| 要旨トップ | 目次 | 日本生態学会第69回全国大会 (2022年3月、福岡) 講演要旨
ESJ69 Abstract


一般講演(口頭発表) I02-04  (Oral presentation)

外来遺伝子の長期的な存続:北海道常呂川のサクラマスと外来アマゴの浸透交雑を例に
Long-term retainment of non-native genes: introgressive hybridization among masu salmon subspecies in the Tokoro River, Hokkaido

*福井翔, 長谷川功, 佐藤俊平(水産資源研究所)
*Sho FUKUI, Koh HASEGAWA, Shunpei SATO(Fisheries Resources Inst.)
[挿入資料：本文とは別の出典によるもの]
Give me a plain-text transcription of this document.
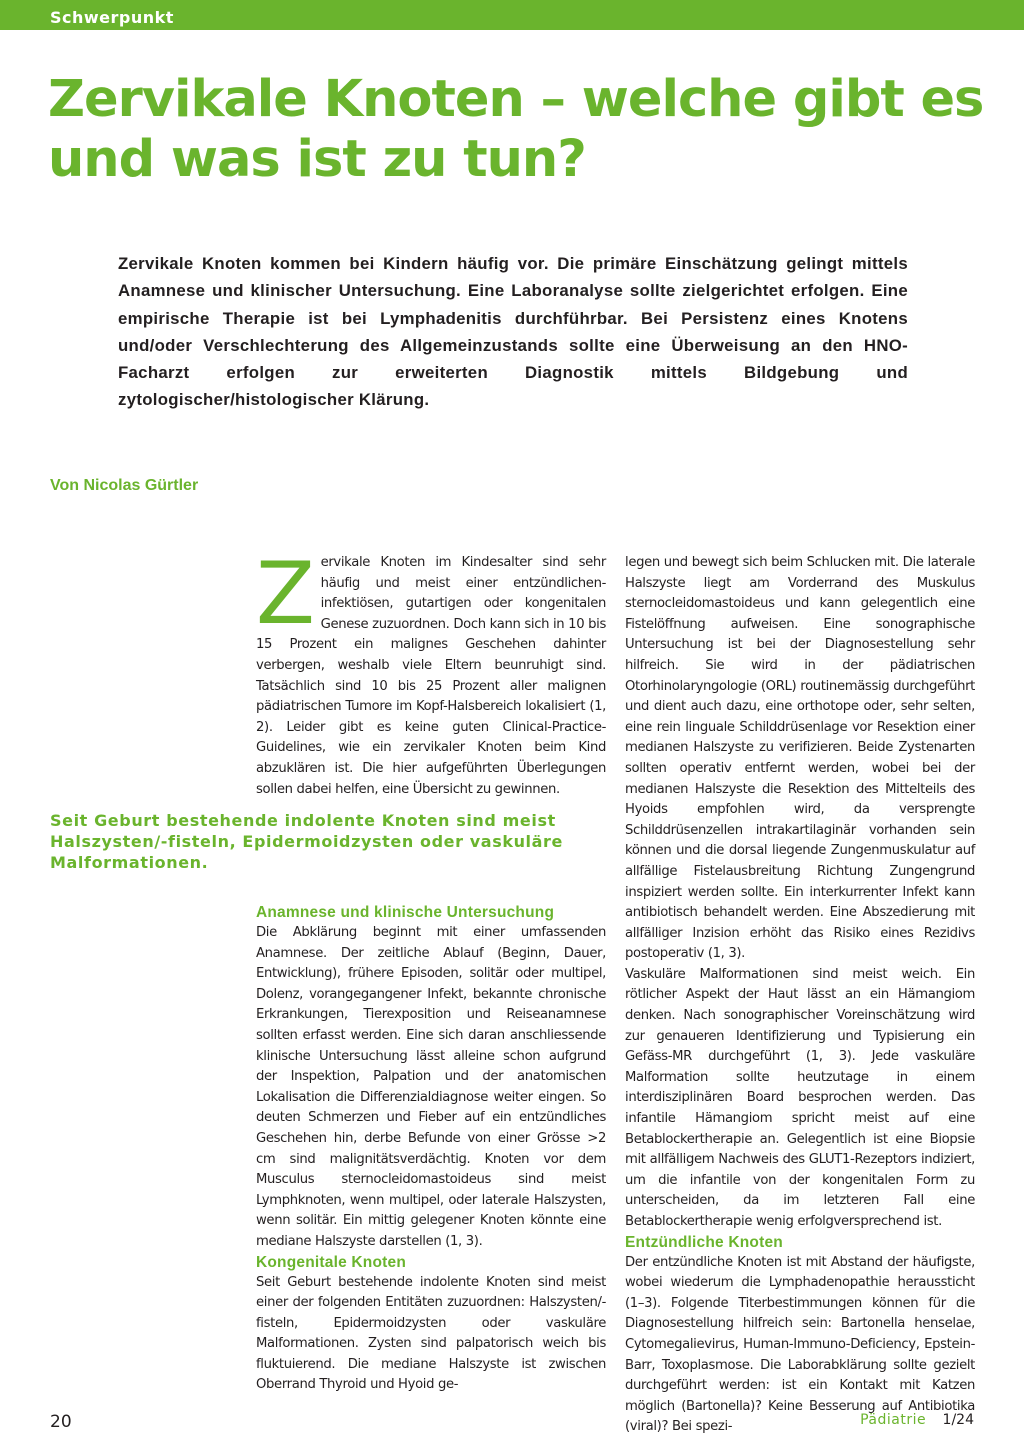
Schwerpunkt
Zervikale Knoten – welche gibt es und was ist zu tun?

Zervikale Knoten kommen bei Kindern häufig vor. Die primäre Einschätzung gelingt mittels Anamnese und klinischer Untersuchung. Eine Laboranalyse sollte zielgerichtet erfolgen. Eine empirische Therapie ist bei Lymphadenitis durchführbar. Bei Persistenz eines Knotens und/oder Verschlechterung des Allgemeinzustands sollte eine Überweisung an den HNO-Facharzt erfolgen zur erweiterten Diagnostik mittels Bildgebung und zytologischer/histologischer Klärung.

Von Nicolas Gürtler

Z ervikale Knoten im Kindesalter sind sehr häufig und meist einer entzündlichen-infektiösen, gutartigen oder kongenitalen Genese zuzuordnen. Doch kann sich in 10 bis 15 Prozent ein malignes Geschehen dahinter verbergen, weshalb viele Eltern beunruhigt sind. Tatsächlich sind 10 bis 25 Prozent aller malignen pädiatrischen Tumore im Kopf-Halsbereich lokalisiert (1, 2). Leider gibt es keine guten Clinical-Practice-Guidelines, wie ein zervikaler Knoten beim Kind abzuklären ist. Die hier aufgeführten Überlegungen sollen dabei helfen, eine Übersicht zu gewinnen.

Seit Geburt bestehende indolente Knoten sind meist Halszysten/-fisteln, Epidermoidzysten oder vaskuläre Malformationen.

Anamnese und klinische Untersuchung

Die Abklärung beginnt mit einer umfassenden Anamnese. Der zeitliche Ablauf (Beginn, Dauer, Entwicklung), frühere Episoden, solitär oder multipel, Dolenz, vorangegangener Infekt, bekannte chronische Erkrankungen, Tierexposition und Reiseanamnese sollten erfasst werden. Eine sich daran anschliessende klinische Untersuchung lässt alleine schon aufgrund der Inspektion, Palpation und der anatomischen Lokalisation die Differenzialdiagnose weiter eingen. So deuten Schmerzen und Fieber auf ein entzündliches Geschehen hin, derbe Befunde von einer Grösse >2 cm sind malignitätsverdächtig. Knoten vor dem Musculus sternocleidomastoideus sind meist Lymphknoten, wenn multipel, oder laterale Halszysten, wenn solitär. Ein mittig gelegener Knoten könnte eine mediane Halszyste darstellen (1, 3).

Kongenitale Knoten

Seit Geburt bestehende indolente Knoten sind meist einer der folgenden Entitäten zuzuordnen: Halszysten/-fisteln, Epidermoidzysten oder vaskuläre Malformationen. Zysten sind palpatorisch weich bis fluktuierend. Die mediane Halszyste ist zwischen Oberrand Thyroid und Hyoid ge-

legen und bewegt sich beim Schlucken mit. Die laterale Halszyste liegt am Vorderrand des Muskulus sternocleidomastoideus und kann gelegentlich eine Fistelöffnung aufweisen. Eine sonographische Untersuchung ist bei der Diagnosestellung sehr hilfreich. Sie wird in der pädiatrischen Otorhinolaryngologie (ORL) routinemässig durchgeführt und dient auch dazu, eine orthotope oder, sehr selten, eine rein linguale Schilddrüsenlage vor Resektion einer medianen Halszyste zu verifizieren. Beide Zystenarten sollten operativ entfernt werden, wobei bei der medianen Halszyste die Resektion des Mittelteils des Hyoids empfohlen wird, da versprengte Schilddrüsenzellen intrakartilaginär vorhanden sein können und die dorsal liegende Zungenmuskulatur auf allfällige Fistelausbreitung Richtung Zungengrund inspiziert werden sollte. Ein interkurrenter Infekt kann antibiotisch behandelt werden. Eine Abszedierung mit allfälliger Inzision erhöht das Risiko eines Rezidivs postoperativ (1, 3).

Vaskuläre Malformationen sind meist weich. Ein rötlicher Aspekt der Haut lässt an ein Hämangiom denken. Nach sonographischer Voreinschätzung wird zur genaueren Identifizierung und Typisierung ein Gefäss-MR durchgeführt (1, 3). Jede vaskuläre Malformation sollte heutzutage in einem interdisziplinären Board besprochen werden. Das infantile Hämangiom spricht meist auf eine Betablockertherapie an. Gelegentlich ist eine Biopsie mit allfälligem Nachweis des GLUT1-Rezeptors indiziert, um die infantile von der kongenitalen Form zu unterscheiden, da im letzteren Fall eine Betablockertherapie wenig erfolgversprechend ist.

Entzündliche Knoten

Der entzündliche Knoten ist mit Abstand der häufigste, wobei wiederum die Lymphadenopathie heraussticht (1–3). Folgende Titerbestimmungen können für die Diagnosestellung hilfreich sein: Bartonella henselae, Cytomegalievirus, Human-Immuno-Deficiency, Epstein-Barr, Toxoplasmose. Die Laborabklärung sollte gezielt durchgeführt werden: ist ein Kontakt mit Katzen möglich (Bartonella)? Keine Besserung auf Antibiotika (viral)? Bei spezi-

20	Pädiatrie 1/24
 外来種と在来種の雑種が生殖可能である場合,遺伝子浸透が生じる。数世代が経過した雑種個体は純血種との外見判別がつきづらいため,我々の想像以上に外来遺伝子が浸透・拡散している可能性がある。サケ科魚類サクラマスは,典型的な生活史二型を示し,河川で一生を過ごす河川残留型と海へ降る降海型が同一個体群から出現する(河川生活中の個体はヤマメともいう)。本種の自然分布域である北海道常呂川水系では, 1987-1989年に本州から降海性が低い亜種アマゴが移殖された記録があり,2006-2007年の調査で外来アマゴからの遺伝子浸透が報告されている。しかし,その後の状況は不明であるため,本研究では,先行研究と同様に,分布調査と遺伝解析を実施した。
 2020年10月12日から15日に,常呂川の本支流を含む計21地点で電気漁具を用いた捕獲調査を実施した。捕獲個体は,アマゴの特徴である体側の朱点の有無を記録し,脂鰭を採取した。脂鰭からDNAを抽出し,10座のマイクロサテライトマーカーを用いて遺伝解析を行い,調査地点ごとに各亜種の遺伝子頻度を調べた。
 供試魚595個体のうち,アマゴの特徴である朱点が確認されたのは2個体のみであったが,34個体で5~75%の外来アマゴ遺伝子が含まれていた。したがって,外見のみによる亜種判別は交雑の影響を過小評価する可能性がある。今後は,アマゴからの遺伝子浸透が,サクラマスの生活史,すなわち降海型の出現率低下を招いているのか検証する必要がある。